The planks for the lower half of the hull were usually made of softer pine, while the upper strakes ( a strake is a row of plank running from bow to stern), which received more abrasive wear-and-tear, were made of harder oak. Planks that required a lot of twisting for the right fit and shape were placed in a steam kiln to make them more pliable.

Planks were held in place with iron C-clamps until they were permanently fastened to the frame with a treenail or trunnel fastenings (locust pegs about 1 1/4" in diameter).

In a good day, two to two and a half strakes of plank could be attached, which would wind two and a half times around the ship. The inside of the hull had to be planked too!

The planks were then caulked - the seams between the planks were filled with cotton and oakum, and then topped with putty.

The deckwork required the installation of heavy beams of oak that could measure as much as 9 inches square and 25 feet long. Each beam was "crowned", or "peaked", at the centre, so that the deck would allow water to run off the side of the ship.

With the decks completed, the bulwarks and rail stanchions were added, as was the ironwork for the rigging.

Finally, the bowsprit and rudder were installed, and the hull was painted.

The ship itself could be launched from a cradle, upright and straight ahead, or a bilge launching (from the side) could be chosen.

After launching, the masts were floated to the dock where they were hoisted from the water for installation. During rigging, the ship was also ballasted.

Taken from A History of Shipbuilding - How to build a Ship (from Dana Story, "Hail Columbia!", Barne Publishing, Barne, Massachusetts - 1970)

British Shipbuilding on Lake Ontario

The first group of merchant vessels built on Lake Ontario includes the 66-ton York, and two smaller vessels, the Genesee and Polly, built at Niagara in 1794.

Kingston harbour soon moved to the forefront in shipbuilding. Sir Isaac Brock, commander of the forces of Upper Canada, ordered the construction of larger gun ships. In 1805, the Earl of Moira was launched at 169 tons and 14 guns. She was followed by the smaller armed schooner, the Duke of Gloucester, in 1807; and the renowned Royal George, of a whopping 330 tons, and 22 guns joined the fleet in 1809.

By 1810, an observer counted 26 vessels engaged in trade and passenger transport on the lake; all of these merchant ships were less than 90 tons.

The Upper Canada merchant James Crooks, living in Crookston (a mile west of Niagara) launched his merchant schooner, the Lord Nelson [later captured and renamed the Scourge] in 1811. Construction lasted 8 months, with a month's pause between February and March.

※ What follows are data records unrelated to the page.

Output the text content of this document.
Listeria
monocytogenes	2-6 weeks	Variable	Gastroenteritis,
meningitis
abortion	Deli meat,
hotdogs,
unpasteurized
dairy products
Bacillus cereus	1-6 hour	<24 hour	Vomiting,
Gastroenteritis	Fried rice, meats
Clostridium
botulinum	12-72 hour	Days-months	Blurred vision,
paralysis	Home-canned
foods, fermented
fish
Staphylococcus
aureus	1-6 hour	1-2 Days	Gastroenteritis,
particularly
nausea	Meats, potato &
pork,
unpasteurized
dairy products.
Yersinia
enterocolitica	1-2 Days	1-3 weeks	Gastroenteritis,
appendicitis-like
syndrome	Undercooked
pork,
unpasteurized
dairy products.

Later ships to come out of Kingston included the Wolfe (Commodore Yeo's ship when the Hamilton and Scourge sank), a 23-gun, 416-ton vessel launched in April, 1813. Sir Isaac Brock, under construction at York, was burnt during Chauncey's attack and occupation there in April 1813.

American History of Shipbuilding

American shipbuilding at Oswego and Sackets Harbor sprang from the need to enforce the Embargo Act of 1807 across the American - Upper Canadian border that passed through Lake Ontario.

Lieutenant Woolsey was sent from Washington to Oswego with a gang of shipbuilders for just such a purpose. On March 31, 1803 the Oneida was launched with a party held in honour of the event (to read a humorous description of the ball, click here). The Oneida was 243 tons with 17 guns (Ned Myers believed that the British Royal George was built in response to the Oneida).

Also launched in 1809 was the Diana, a schooner built for merchant Matthew McNair, who also owned another merchant schooner called Peggy.

When Chauncey was sent by the U.S. Navy to join Woolsey, he shifted shipbuilding from Oswego to Sackets Harbor. Here, the Madison was launched in November, 1812 at 593 tons and capable of holding 22 guns, after an incredible construction period of only 9 weeks!

Sackets Harbor built two more ships from 1812-1813: the Lady of the Lake, a small schooner, and the largest ship on Lake Ontario at the time, the General Pike at 900 tons, with 26 guns.

When you read about the other ships in Chauncey and Yeo's fleets, many were simple merchant schooners that were purchased by the Navy and armed. The Lord Nelson (Scourge) and Diana (Hamilton) were two such ships.